Algunas de las variedades de uva con más taninos son: Tannat, Nebbiolo, Cabernet Sauvignon, Tempranillo, Montepulciano, Petit Verdot y Petite Syrah.

De cómo un vino se ennoblece o cae en el olvido por culpa de los taninos

Los taninos influyen de un modo definitivo en las sensaciones que un vino nos aporta al paladar potenciando su sabor y ofreciendo matices de sequedad, amargor, aspereza, rugosidad que, en sus acertadas medidas,  consiguen que algunos vinos sean verdaderas obras de arte para nuestros sentidos gustativos. Normalmente, cuanto mayor sea la cantidad de taninos que contenga un vino, más y mejor puede envejecer enriqueciéndose con una mayor complejidad de matices; sin embargo, en los vinos jóvenes puede ser negativo un exceso de taninos, ya que aportaría demasiado amargor y puede resultar desagradable al paladar.

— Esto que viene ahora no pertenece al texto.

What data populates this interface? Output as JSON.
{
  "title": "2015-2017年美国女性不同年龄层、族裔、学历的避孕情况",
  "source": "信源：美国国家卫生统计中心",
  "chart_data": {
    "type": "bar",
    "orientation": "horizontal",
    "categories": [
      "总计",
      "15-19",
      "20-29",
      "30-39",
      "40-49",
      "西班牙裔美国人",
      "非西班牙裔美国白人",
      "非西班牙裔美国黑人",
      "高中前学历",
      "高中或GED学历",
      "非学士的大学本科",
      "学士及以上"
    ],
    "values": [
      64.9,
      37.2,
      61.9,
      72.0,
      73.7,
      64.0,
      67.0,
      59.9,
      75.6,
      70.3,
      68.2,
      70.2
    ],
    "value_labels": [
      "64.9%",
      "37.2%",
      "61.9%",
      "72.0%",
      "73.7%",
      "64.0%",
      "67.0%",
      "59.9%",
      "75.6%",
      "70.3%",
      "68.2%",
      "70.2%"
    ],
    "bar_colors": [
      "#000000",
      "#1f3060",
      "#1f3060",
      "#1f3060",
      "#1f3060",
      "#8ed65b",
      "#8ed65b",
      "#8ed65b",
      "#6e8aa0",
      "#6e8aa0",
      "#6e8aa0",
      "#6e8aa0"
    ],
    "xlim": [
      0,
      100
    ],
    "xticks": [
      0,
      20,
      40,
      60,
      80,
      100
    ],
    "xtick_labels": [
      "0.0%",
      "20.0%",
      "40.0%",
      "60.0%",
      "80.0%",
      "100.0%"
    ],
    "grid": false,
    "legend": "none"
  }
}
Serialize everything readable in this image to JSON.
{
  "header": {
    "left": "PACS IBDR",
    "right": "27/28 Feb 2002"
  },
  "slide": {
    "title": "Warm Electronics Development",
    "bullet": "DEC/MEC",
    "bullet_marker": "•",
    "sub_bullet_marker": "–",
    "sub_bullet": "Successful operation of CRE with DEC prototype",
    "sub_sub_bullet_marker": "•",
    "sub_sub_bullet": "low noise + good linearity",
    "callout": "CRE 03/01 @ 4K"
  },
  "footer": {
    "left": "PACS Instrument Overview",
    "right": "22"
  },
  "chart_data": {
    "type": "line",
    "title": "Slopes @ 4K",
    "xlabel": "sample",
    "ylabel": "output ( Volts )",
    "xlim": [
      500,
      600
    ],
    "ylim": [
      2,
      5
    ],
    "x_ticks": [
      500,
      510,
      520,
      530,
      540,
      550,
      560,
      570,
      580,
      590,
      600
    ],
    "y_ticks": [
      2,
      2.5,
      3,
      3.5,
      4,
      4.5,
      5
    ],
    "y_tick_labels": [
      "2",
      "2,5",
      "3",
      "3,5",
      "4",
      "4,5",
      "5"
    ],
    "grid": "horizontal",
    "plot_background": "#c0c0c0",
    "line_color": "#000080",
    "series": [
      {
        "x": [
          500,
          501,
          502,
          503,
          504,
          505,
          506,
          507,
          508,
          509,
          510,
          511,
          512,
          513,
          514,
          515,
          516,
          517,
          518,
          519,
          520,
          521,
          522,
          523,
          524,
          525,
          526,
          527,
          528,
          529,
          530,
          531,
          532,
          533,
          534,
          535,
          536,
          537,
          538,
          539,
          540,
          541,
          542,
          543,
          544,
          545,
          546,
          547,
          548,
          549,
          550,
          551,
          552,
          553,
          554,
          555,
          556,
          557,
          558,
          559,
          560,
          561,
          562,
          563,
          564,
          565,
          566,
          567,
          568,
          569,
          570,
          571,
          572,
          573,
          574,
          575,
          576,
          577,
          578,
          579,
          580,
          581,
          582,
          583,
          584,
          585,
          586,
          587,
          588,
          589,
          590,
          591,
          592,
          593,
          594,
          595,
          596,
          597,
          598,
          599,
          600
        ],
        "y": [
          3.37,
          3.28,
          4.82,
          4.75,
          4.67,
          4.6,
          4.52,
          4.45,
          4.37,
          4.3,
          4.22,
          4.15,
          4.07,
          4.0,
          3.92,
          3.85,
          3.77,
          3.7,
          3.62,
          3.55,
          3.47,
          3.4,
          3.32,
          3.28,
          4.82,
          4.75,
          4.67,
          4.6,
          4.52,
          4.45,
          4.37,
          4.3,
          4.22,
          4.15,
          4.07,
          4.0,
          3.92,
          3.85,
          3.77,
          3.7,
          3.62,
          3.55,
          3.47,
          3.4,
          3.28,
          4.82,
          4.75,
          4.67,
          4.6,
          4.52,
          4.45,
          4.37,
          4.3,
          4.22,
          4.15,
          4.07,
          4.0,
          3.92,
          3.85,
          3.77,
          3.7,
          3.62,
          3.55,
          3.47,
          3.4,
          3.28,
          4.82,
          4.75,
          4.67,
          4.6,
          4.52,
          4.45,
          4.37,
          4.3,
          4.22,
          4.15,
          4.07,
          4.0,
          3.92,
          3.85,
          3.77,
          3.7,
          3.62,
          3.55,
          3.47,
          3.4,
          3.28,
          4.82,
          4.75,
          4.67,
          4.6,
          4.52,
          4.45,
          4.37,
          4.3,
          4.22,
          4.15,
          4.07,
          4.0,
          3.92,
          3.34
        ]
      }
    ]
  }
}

Cómo apreciar su estado óptimo. Son sólo 10 segundos

A la hora de probar un vino podemos tener en cuenta varios aspectos para saber si está en su estado óptimo de consumo. Si transcurridos 10 segundos de la cata, el vino nos deja cierta sequedad en las encías, es una señal de que está perdiendo carga tánica y no evolucionará más, con lo cual, cuanto antes se consuma, más se disfrutatará de sus cualidades organolépticas. Si a esa sequedad en las encías le sigue cierta dificultad para recuperar la salivación, esto indica un exceso en los taninos que puede haberse incrementado por un envejecimiento en barrica demasiado vieja, esto tiene mala solución. Sin embargo, una buena capacidad de envejecimiento y la consiguiente aparición de futuros matices más elaborados y complejos aparecen cuando la carga tánica es la justa, entonces se dan en la cata cierta acidez, salinidad y sensaciones sedosas que nos indican su buena capacidad de envejecimiento.
En nariz, un buen vino con buena carga tánica en su crianza, tiene que dejar en la madera olores de vainilla o especias frescas. De lo contrario, será un olor a madera húmeda o serrín el que deje en su rastro.

Beneficios para la salud, ¡viva el vino!

Los taninos, además de encumbrar o denostar un vino por su aportación de sensaciones al paladar, poseen ciertas propiedades beneficiosas para nuestra salud, siempre que su consumo sea moderado y no influya en cualquier actividad de riesgo como la conducción o cualquier otra situación que requiera el 100% de nuestros sentidos. Tiene propiedades astringentes y antiinflamatorias, por lo que puede tener eficacia para tratar algunos malestares intestinales. También disminuye el riesgo de padecer enfermedades cardíacas en personas sanas, y siempre siguiendo el consejo de nuestra autoridad médica de cabecera. Así mismo, poseen propiedades antioxidantes y ofrecen cierta acción antiséptica ante determinados hongos y bacterias. Pero sobre todo, y lo que nunca debe olvidarse, es el placer que puede aportarnos una copa de buen vino que ayude a prolongar las sobremesas incluso más allá de lo estrictamente razonable.